Analyse des résultats et leçons apprises
1/ Rapport à la nature et à l’environnement
Les jeunes de Cartagena identifient les conditions de santé avec un environnement sain. Dans ce sens, il·elle·s associent les sources alimentaires naturelles (voire agroécologiques) avec la possibilité de jouir pleinement du droit à une alimentation et une nutrition adéquates. Les pratiques traditionnelles, restituées par l’exercice de la mémoire individuelle et collective, sont apparues comme une issue face à la pression des régimes agro-industriels corporatistes.
Le sens commun de ces jeunes rejette d’emblée la publicité des produits ultra-transformés, qui sont clairement identifiés comme des sources de maladie et de détresse. La tension entre le « libre choix » et l’imposition d’une stratégie de consommation est présente chez ces jeunes.

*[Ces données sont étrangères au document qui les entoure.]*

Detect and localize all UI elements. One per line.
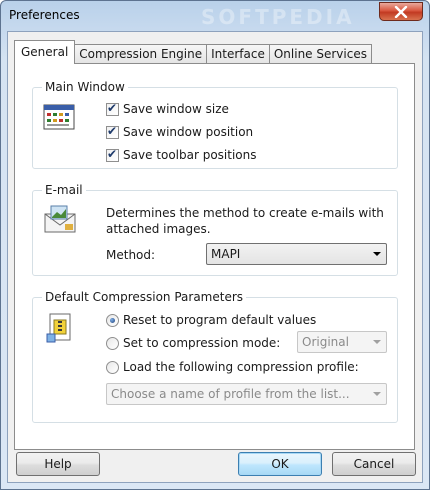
load-profile-radio[interactable] bbox=[106, 360, 119, 374]
compression-archive-icon bbox=[46, 313, 71, 343]
method-select-value: MAPI bbox=[211, 247, 241, 261]
compression-mode-select[interactable]: Original bbox=[297, 331, 387, 353]
email-group-title: E-mail bbox=[42, 183, 86, 197]
envelope-icon bbox=[44, 205, 76, 233]
email-group: E-mail Determines the method to create e… bbox=[32, 183, 398, 276]
dialog-client-area: General Compression Engine Interface Onl… bbox=[7, 31, 423, 483]
method-label: Method: bbox=[106, 248, 156, 262]
compression-group-title: Default Compression Parameters bbox=[42, 290, 247, 304]
method-select[interactable]: MAPI bbox=[206, 243, 387, 265]
save-window-size-checkbox[interactable]: ✔ bbox=[106, 101, 119, 116]
compression-mode-option[interactable]: Set to compression mode: bbox=[106, 335, 280, 351]
tab-online-services[interactable]: Online Services bbox=[268, 44, 372, 64]
compression-mode-value: Original bbox=[302, 335, 349, 349]
cancel-button[interactable]: Cancel bbox=[332, 452, 416, 476]
save-window-position-label: Save window position bbox=[123, 125, 254, 139]
save-window-size-label: Save window size bbox=[123, 102, 229, 116]
save-window-position-option[interactable]: ✔ Save window position bbox=[106, 124, 253, 140]
main-window-group-title: Main Window bbox=[42, 80, 128, 94]
save-toolbar-positions-option[interactable]: ✔ Save toolbar positions bbox=[106, 147, 257, 163]
load-profile-option[interactable]: Load the following compression profile: bbox=[106, 359, 359, 375]
close-icon bbox=[394, 5, 408, 18]
compression-mode-radio[interactable] bbox=[106, 336, 119, 350]
save-toolbar-positions-checkbox[interactable]: ✔ bbox=[106, 147, 119, 162]
save-toolbar-positions-label: Save toolbar positions bbox=[123, 148, 257, 162]
preferences-window: Preferences SOFTPEDIA General Compressio… bbox=[0, 0, 430, 490]
general-tab-panel: Main Window ✔ Save window size ✔ Save wi… bbox=[14, 63, 415, 450]
email-description: Determines the method to create e-mails … bbox=[106, 206, 384, 236]
tab-compression-engine[interactable]: Compression Engine bbox=[74, 44, 208, 64]
reset-default-label: Reset to program default values bbox=[123, 313, 317, 327]
load-profile-label: Load the following compression profile: bbox=[123, 360, 359, 374]
reset-default-radio[interactable] bbox=[106, 313, 119, 327]
main-window-group: Main Window ✔ Save window size ✔ Save wi… bbox=[32, 80, 398, 169]
ok-button[interactable]: OK bbox=[238, 452, 322, 476]
window-layout-icon bbox=[43, 104, 75, 130]
save-window-size-option[interactable]: ✔ Save window size bbox=[106, 101, 229, 117]
tab-general[interactable]: General bbox=[14, 40, 76, 64]
chevron-down-icon bbox=[373, 252, 381, 256]
tab-strip: General Compression Engine Interface Onl… bbox=[14, 40, 372, 64]
help-button[interactable]: Help bbox=[16, 452, 100, 476]
close-button[interactable] bbox=[379, 2, 423, 21]
tab-interface[interactable]: Interface bbox=[206, 44, 270, 64]
chevron-down-icon bbox=[373, 392, 381, 396]
reset-default-option[interactable]: Reset to program default values bbox=[106, 312, 316, 328]
profile-select[interactable]: Choose a name of profile from the list..… bbox=[106, 383, 387, 405]
window-title: Preferences bbox=[9, 8, 80, 22]
title-bar[interactable]: Preferences SOFTPEDIA bbox=[1, 1, 429, 31]
save-window-position-checkbox[interactable]: ✔ bbox=[106, 124, 119, 139]
chevron-down-icon bbox=[373, 340, 381, 344]
compression-group: Default Compression Parameters Reset to … bbox=[32, 290, 398, 423]
watermark-logo: SOFTPEDIA bbox=[201, 5, 355, 29]
compression-mode-label: Set to compression mode: bbox=[123, 336, 281, 350]
profile-select-placeholder: Choose a name of profile from the list..… bbox=[111, 387, 350, 401]
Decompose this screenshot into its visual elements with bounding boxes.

2/ Récupération du territoire et des corps
Les biens communs, et donc les ressources naturelles et l’alimentation qui en font partie, se mettent en rapport avec le territoire et avec le corps, par le biais de la notion de santé. La lutte pour le territoire est ainsi liée à la récupération de la terre, accaparée par les industries alimentaires, de la même façon que le corps et l’identité de genre se mettent en rapport avec l’expérience du bien-être. Récupérer son corps sain c’est aussi récupérer un territoire envahi par la domination de l’industrie, la publicité et ses modèles de liberté illusoire.
3/ Liberté de choisir
La liberté de choisir ce qui est bon pour la vie et la santé, prend son sens par la reconnaissance que ces jeunes font de leur culture alimentaire (dans le sens de cultiver la terre et dans le sens de pratiques culinaires et des usages traditionnels des aliments « naturels »). Cette représentation s’oppose d’emblée à l’idée que le libre choix d’une nourriture est déterminé par le libre marché, toujours guidé par l’influence de la publicité.
4/ Configuration de sujets politiques autonomes
Les représentations sociales identifiées, ainsi que les pratiques instaurées autour de la nourriture, configurent pour ces jeunes colombien·ne·s des principes d’autonomie d’un sujet politique capable d’exiger ses droits et objet de protection. Cette perspective remet en cause l’impératif de la notion de « consommateur·rice » et la restitue autour de la notion de « sujet social et politique ».
5/ Prise de conscience et mouvement collectif de la défense du droit à l’alimentation
L’expérience partagée avec la communauté de Cartagena, constitue un exemple régional que nous avons amplifié sur d’autres territoires (Antioquia et Cauca), dans le but de constituer des collectifs politisés autour d’une action commune, capables de plaidoyer au niveau local, dans le but de faire valoir et de protéger leurs droits. Le droit à une alimentation et une nutrition adéquates servant ici de catalyseur pour réclamer d’autres droits humains.
En guise de conclusions ouvertes
Le succès de ce processus collectif, mené autour d’une communauté éducative à Cartagena en Colombie, montre bien que le sens commun et les connaissances portées par les représentations sociales, ne sont pas complètement anéantis par l’influence des pressions publicitaires et médiatiques. Il montre également que les ressources traditionnelles, réappropriées à travers des exercices de mémoire collective et de pratiques sociales, sont une riche possibilité de lutte contre la dépossession symbolique et réelle des territoires, des corps et des cultures.
Les points de rencontre avec cette communauté et le rattrapage de ses valeurs culturelles, ont été la source du plaidoyer qui a mené à une stratégie collective de défense du droit à une alimentation et une nutrition adéquates. Cette stratégie collective a ensuite mené à un engagement des acteurs politiques et des preneurs de décisions, qui a conduit à un accord du conseil de la ville pour le contrôle de la capture industrielle des espaces scolaires en Colombie. Il est possible de penser que cette expérience est reproductible ailleurs et une source d’espoir face à l’expansion des régimes agro-industriels coporatistes partout dans le monde [10].